Guardias de la UE controlan frontera con Bielorrusia ante nueva crisis migratoria

Con prismáticos en el cuello, un oficial de la policía alemana que trabaja para la agencia europea de fronteras Frontex vigila un campo partido en dos por la frontera entre Bielorrusia y Lituania, nuevo punto de entrada de migrantes en la Unión Europea.

Más de 2.000 migrantes llegaron desde principios de año a Lituania, que forma parte de la UE y de la OTAN.

La mayoría de ellos proceden de Irak, pero las autoridades lituanas sospechan que el gobierno bielorruso, apoyado por Rusia, favorece este flujo considerable de migrantes como represalia a las sanciones de la UE a Minsk.

"Llegué el 1 de julio y desde entonces la situación (...) es muy tensa", reconoce Mike, que solo da su nombre como exige la reglamentación de Frontex.

Este policía, que ya había participado en la vigilancia de la frontera entre Bulgaria y Serbia, explica que detectó a 80 personas durante su primera patrulla nocturna en la frontera lituana.

Lituania, con 2,8 millones de habitantes, declaró el estado de emergencia y multiplicó sus esfuerzos diplomáticos para frenar esta llegada de migrantes.

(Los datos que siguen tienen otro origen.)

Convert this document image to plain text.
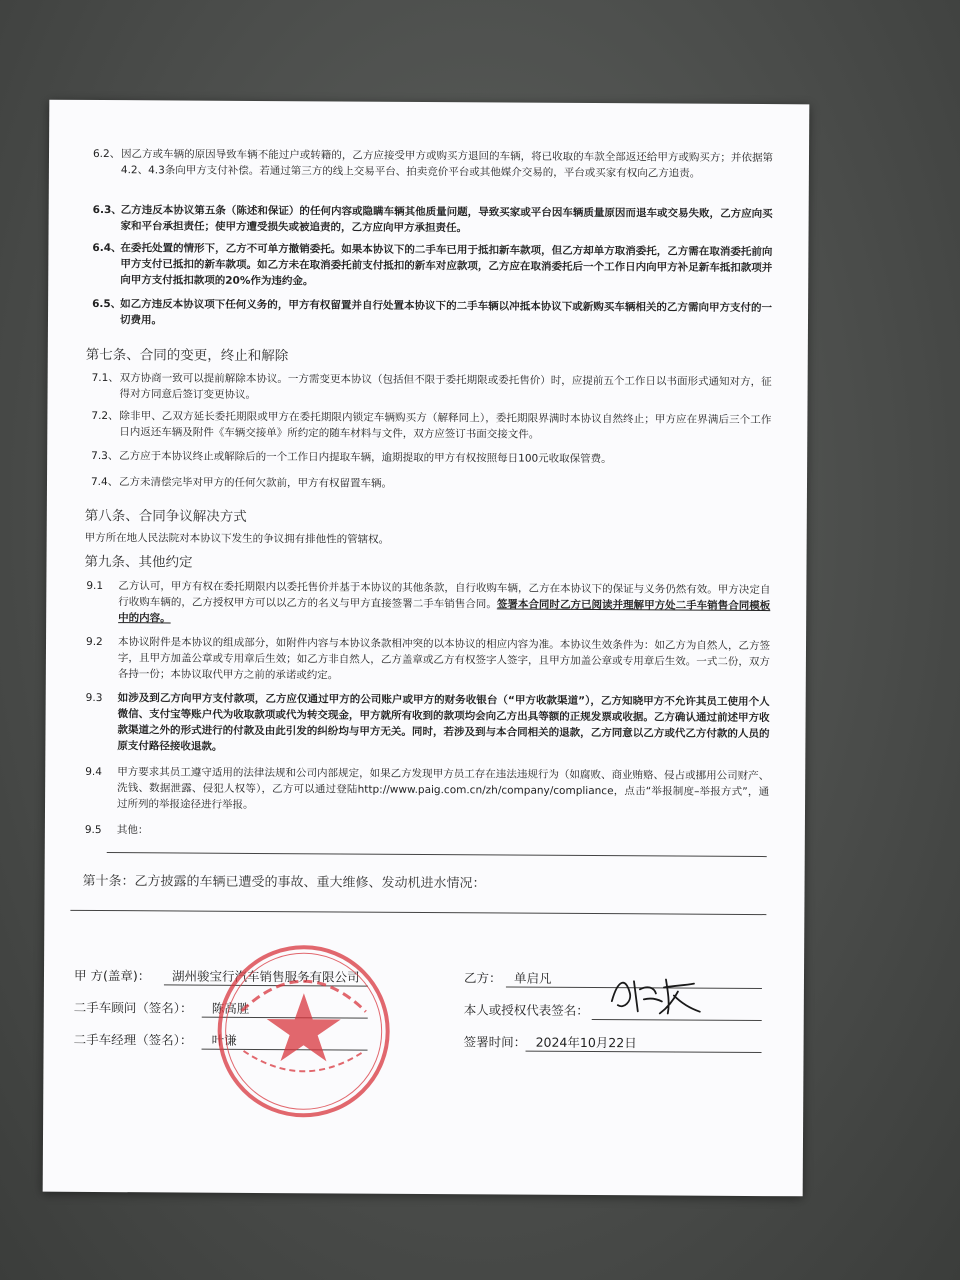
6.2、 因乙方或车辆的原因导致车辆不能过户或转籍的，乙方应接受甲方或购买方退回的车辆，将已收取的车款全部返还给甲方或购买方；并依据第4.2、4.3条向甲方支付补偿。若通过第三方的线上交易平台、拍卖竞价平台或其他媒介交易的，平台或买家有权向乙方追责。
6.3、
乙方违反本协议第五条（陈述和保证）的任何内容或隐瞒车辆其他质量问题，导致买家或平台因车辆质量原因而退车或交易失败，乙方应向买家和平台承担责任；使甲方遭受损失或被追责的，乙方应向甲方承担责任。
6.4、
在委托处置的情形下，乙方不可单方撤销委托。如果本协议下的二手车已用于抵扣新车款项，但乙方却单方取消委托，乙方需在取消委托前向甲方支付已抵扣的新车款项。如乙方未在取消委托前支付抵扣的新车对应款项，乙方应在取消委托后一个工作日内向甲方补足新车抵扣款项并向甲方支付抵扣款项的20%作为违约金。
6.5、
如乙方违反本协议项下任何义务的，甲方有权留置并自行处置本协议下的二手车辆以冲抵本协议下或新购买车辆相关的乙方需向甲方支付的一切费用。
第七条、合同的变更，终止和解除
7.1、 双方协商一致可以提前解除本协议。一方需变更本协议（包括但不限于委托期限或委托售价）时，应提前五个工作日以书面形式通知对方，征得对方同意后签订变更协议。
7.2、 除非甲、乙双方延长委托期限或甲方在委托期限内锁定车辆购买方（解释同上），委托期限界满时本协议自然终止；甲方应在界满后三个工作日内返还车辆及附件《车辆交接单》所约定的随车材料与文件，双方应签订书面交接文件。
7.3、 乙方应于本协议终止或解除后的一个工作日内提取车辆，逾期提取的甲方有权按照每日100元收取保管费。
7.4、 乙方未清偿完毕对甲方的任何欠款前，甲方有权留置车辆。
第八条、合同争议解决方式
甲方所在地人民法院对本协议下发生的争议拥有排他性的管辖权。
第九条、其他约定
9.1 乙方认可，甲方有权在委托期限内以委托售价并基于本协议的其他条款，自行收购车辆，乙方在本协议下的保证与义务仍然有效。甲方决定自行收购车辆的，乙方授权甲方可以以乙方的名义与甲方直接签署二手车销售合同。签署本合同时乙方已阅读并理解甲方处二手车销售合同模板中的内容。
9.2 本协议附件是本协议的组成部分，如附件内容与本协议条款相冲突的以本协议的相应内容为准。本协议生效条件为：如乙方为自然人，乙方签字，且甲方加盖公章或专用章后生效；如乙方非自然人，乙方盖章或乙方有权签字人签字，且甲方加盖公章或专用章后生效。一式二份，双方各持一份；本协议取代甲方之前的承诺或约定。
9.3 如涉及到乙方向甲方支付款项，乙方应仅通过甲方的公司账户或甲方的财务收银台（“甲方收款渠道”），乙方知晓甲方不允许其员工使用个人微信、支付宝等账户代为收取款项或代为转交现金，甲方就所有收到的款项均会向乙方出具等额的正规发票或收据。乙方确认通过前述甲方收款渠道之外的形式进行的付款及由此引发的纠纷均与甲方无关。同时，若涉及到与本合同相关的退款，乙方同意以乙方或代乙方付款的人员的原支付路径接收退款。
9.4 甲方要求其员工遵守适用的法律法规和公司内部规定，如果乙方发现甲方员工存在违法违规行为（如腐败、商业贿赂、侵占或挪用公司财产、洗钱、数据泄露、侵犯人权等），乙方可以通过登陆http://www.paig.com.cn/zh/company/compliance，点击“举报制度–举报方式”，通过所列的举报途径进行举报。
9.5 其他：
第十条：乙方披露的车辆已遭受的事故、重大维修、发动机进水情况：
甲 方(盖章)： 湖州骏宝行汽车销售服务有限公司
二手车顾问（签名）： 陈高胜
二手车经理（签名）： 叶谦
乙方： 单启凡
本人或授权代表签名：
签署时间： 2024年10月22日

El ministro lituano de Relaciones Exteriores, Gabrielius Landsbergis, viajó la semana pasada a Irak, donde se reunió con su homólogo Fouad Hussein, quien le prometió que investigarán sobre "los planes de transportar clandestinamente iraquíes a Europa".

El presidente del Consejo Europeo, Charles Michel, ya se había desplazado a principios de julio a la frontera entre Lituania y Bielorrusia, donde declaró que la UE "no se sentía intimidada" por este flujo migratorio.

- Una "crisis" migratoria para Lituania -

El Parlamento lituano aprobó recientemente una polémica ley que permite detener durante seis meses a personas migrantes y endurece las exigencias para solicitar el asilo.

En la localidad lituana de Druskininkai, seis tiendas de campaña fueron instalada cerca del puesto fronterizo.

Allí residen en precarias condiciones unos 130 migrantes, entre ellos mujeres y menores de edad, siendo un niño de seis meses el más pequeño de ellos.

Esperan que los trasladen a otros centros, donde pretenden terminar los trámites para solicitar el asilo.

"De repente, hemos visto cómo en un mes ha habido tantas llegadas irregulares como en un año", declaró esta semana a la AFP Fabrice Leggeri, el responsable de Frontex.

"Sin duda, se trata de una crisis teniendo en cuenta el tamaño de Lituania y su experiencia con este tipo de situaciones. Que lleguen migrantes irregulares, procedentes de Oriente Medio, del África, es algo a lo que este país no estaba acostumbrado", añadió.

Leggeri también lamentó que "los guardias fronterizos bielorrusos no parecen muy activos y que la cooperación, muy estrecha en el pasado, actualmente se encuentra en un punto muerto".

Frontex prevé haber desplegado antes de finales de julio unos 60 guardias fronterizos en Lituania.